I saw this incredible demonstration recently and was seriously impressed.
It’s powerful AI from none other than Google DeepMind, the geniuses behind that god-level chess-playing program, AlphaZero.
They’ve conquered the mental realm of chess and Go (unfortunately), so now they’re trying to conquer the physical realm of sports.
(And by the way, they’ve been working on AlphaCode, to destroy all programming jobs — should we be worried?)
And they’re already well on their way: The robot destroyed every single player it faced, at the beginner level.
55% of every intermediate-level player it played against.
For a sport like tennis, not only does the AI need sophisticated algorithms for intelligent decision-making.
It also needs physical components for quick reactions and precise movements to adequately make those decisions in the real world.
So this is the biggest problem that makes it impossible for an expert system or classical algorithm to have any chance:
How can we track this tiny, rapidly moving ball, predict its trajectory, and respond quickly and accurately according to the rules of the game?
Well, like in every problem in Computer Science and programming, it all comes back to input, processing, output.
Inputs
We only need visual input here.
And of course, you know the standard way computers receive visual input.
So the robot has multiple high-speed cameras to constantly capture images at an impressive rate of 125 images per second.
All these images are rapidly fed into a neural network that tracks the ball’s position in real time.
With this position, it can calculate key variables like speed and trajectory.
Processing
For processing the robot has two levels of control.
First there are the low-level controllers, a bunch of specialized neural networks trained to execute specific table tennis skills: backhand drives, forehand topspin… basically anything you could normally do with the ball as a human.

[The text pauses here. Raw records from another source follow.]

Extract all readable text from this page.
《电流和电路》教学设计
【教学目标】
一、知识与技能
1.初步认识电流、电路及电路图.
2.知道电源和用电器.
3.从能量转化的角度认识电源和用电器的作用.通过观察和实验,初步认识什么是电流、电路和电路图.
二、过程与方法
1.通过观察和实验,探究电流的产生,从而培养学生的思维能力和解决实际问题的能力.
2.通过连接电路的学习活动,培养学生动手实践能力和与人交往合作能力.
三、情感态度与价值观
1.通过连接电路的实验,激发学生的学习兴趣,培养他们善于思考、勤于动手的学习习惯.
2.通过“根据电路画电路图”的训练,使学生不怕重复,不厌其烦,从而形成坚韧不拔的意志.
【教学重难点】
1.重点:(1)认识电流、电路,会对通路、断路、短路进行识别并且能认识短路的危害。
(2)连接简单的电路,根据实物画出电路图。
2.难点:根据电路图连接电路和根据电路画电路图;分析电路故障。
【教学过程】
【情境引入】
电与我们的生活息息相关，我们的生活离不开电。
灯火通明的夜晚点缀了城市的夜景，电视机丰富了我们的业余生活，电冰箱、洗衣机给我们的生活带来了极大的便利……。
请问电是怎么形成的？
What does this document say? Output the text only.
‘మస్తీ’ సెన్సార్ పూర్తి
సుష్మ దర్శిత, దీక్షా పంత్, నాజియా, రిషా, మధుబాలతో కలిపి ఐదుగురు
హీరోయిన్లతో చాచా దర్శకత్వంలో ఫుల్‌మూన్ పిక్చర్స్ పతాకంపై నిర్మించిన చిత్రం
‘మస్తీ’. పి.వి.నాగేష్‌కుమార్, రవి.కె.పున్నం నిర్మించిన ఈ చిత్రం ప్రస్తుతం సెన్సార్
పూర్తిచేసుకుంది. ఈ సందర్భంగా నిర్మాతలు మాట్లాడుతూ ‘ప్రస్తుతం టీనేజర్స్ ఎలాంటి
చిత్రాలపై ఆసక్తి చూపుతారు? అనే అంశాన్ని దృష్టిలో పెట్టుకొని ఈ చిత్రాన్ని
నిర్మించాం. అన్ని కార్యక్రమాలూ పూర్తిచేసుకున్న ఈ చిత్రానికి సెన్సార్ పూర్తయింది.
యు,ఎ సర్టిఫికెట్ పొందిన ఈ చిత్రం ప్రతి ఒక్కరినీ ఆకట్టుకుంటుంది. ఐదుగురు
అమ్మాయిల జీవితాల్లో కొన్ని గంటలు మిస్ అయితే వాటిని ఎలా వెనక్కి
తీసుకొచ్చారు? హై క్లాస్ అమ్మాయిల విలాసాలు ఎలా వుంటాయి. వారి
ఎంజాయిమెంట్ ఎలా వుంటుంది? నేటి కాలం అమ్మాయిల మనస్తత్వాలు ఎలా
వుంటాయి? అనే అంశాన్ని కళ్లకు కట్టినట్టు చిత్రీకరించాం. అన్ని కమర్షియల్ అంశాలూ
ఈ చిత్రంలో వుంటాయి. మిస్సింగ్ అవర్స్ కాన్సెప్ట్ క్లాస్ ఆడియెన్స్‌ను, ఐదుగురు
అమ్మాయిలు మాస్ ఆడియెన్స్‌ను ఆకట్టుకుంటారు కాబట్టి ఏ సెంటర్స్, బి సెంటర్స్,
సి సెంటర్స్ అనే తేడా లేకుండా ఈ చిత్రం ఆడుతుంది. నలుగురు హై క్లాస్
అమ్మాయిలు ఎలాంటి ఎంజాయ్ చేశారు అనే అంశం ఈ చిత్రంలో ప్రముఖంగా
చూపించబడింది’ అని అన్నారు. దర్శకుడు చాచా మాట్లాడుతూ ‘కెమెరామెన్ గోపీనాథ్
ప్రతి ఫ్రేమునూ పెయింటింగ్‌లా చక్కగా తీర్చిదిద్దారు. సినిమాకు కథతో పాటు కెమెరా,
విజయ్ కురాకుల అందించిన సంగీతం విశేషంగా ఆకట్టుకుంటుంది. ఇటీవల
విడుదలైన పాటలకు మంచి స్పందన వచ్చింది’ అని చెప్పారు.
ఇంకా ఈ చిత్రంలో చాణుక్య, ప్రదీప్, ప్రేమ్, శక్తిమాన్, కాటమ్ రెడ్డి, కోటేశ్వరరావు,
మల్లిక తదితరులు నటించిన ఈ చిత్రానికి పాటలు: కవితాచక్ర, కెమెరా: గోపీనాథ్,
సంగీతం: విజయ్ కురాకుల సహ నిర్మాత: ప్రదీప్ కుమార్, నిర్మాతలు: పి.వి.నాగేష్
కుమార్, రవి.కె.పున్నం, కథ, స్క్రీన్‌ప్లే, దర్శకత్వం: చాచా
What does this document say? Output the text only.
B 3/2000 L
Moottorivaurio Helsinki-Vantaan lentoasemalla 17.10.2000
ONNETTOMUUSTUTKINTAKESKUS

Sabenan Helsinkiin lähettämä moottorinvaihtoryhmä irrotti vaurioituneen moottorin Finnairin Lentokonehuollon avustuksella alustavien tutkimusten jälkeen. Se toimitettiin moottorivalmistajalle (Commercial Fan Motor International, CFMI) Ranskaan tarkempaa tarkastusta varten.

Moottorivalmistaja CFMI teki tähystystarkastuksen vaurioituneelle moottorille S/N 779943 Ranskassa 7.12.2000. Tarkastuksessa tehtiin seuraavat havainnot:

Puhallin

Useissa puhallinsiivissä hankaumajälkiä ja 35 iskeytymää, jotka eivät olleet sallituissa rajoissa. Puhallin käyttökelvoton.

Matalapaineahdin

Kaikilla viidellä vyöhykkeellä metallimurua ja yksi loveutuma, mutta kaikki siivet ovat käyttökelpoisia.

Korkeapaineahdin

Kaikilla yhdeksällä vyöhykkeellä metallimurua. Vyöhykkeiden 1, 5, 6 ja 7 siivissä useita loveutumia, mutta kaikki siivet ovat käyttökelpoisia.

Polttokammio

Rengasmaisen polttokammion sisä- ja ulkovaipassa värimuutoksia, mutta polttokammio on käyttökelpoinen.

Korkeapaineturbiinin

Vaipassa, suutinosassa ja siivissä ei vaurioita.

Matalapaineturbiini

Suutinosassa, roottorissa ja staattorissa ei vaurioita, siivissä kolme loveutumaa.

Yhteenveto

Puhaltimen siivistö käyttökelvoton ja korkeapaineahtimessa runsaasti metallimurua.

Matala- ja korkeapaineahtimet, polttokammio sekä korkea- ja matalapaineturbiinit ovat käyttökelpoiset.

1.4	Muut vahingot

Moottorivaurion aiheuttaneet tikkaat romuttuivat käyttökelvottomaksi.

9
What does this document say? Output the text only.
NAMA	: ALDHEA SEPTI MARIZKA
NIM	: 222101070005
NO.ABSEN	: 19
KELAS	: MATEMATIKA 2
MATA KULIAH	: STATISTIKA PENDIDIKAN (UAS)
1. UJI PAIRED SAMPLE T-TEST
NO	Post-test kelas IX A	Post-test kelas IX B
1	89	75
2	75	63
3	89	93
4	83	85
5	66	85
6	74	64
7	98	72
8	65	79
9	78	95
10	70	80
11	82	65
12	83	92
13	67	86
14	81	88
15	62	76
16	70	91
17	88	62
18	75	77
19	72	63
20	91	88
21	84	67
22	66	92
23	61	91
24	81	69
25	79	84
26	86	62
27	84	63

Then we have the high-level controller for more abstract decision-making. It processes the inputs to decide which atomic skill to perform.
I think it’s just like how our brains have regions for higher-level processing like the prefrontal cortex, and then other regions like the motor cortex for lower-level for planning and executing motion.
Output
All that processing would be useless if it couldn’t do anything in the real world; It needs to move.
That’s why the robot has a powerful IRB 1100 robotic arm, allowing it to easily reach almost any part of the table to quickly strike the ball.
In a way you could say the low-level controllers are the output of the high-level one’s processing, but they also do their own processing.
It can be better
It beat all the beginners and much of the intermediates.
But how many advanced players did it beat?
Zero.
It was just too slow for those masters.
One reason for this is that it takes quite some time for the sensors to read input, and also for the actuators to carry out the output in the real world.
It also seems to have issues with balls that are too low/high, or have too much spin.
Early beginnings thought, and overall it’s a great system showing off serious progress being made in AI and robotics.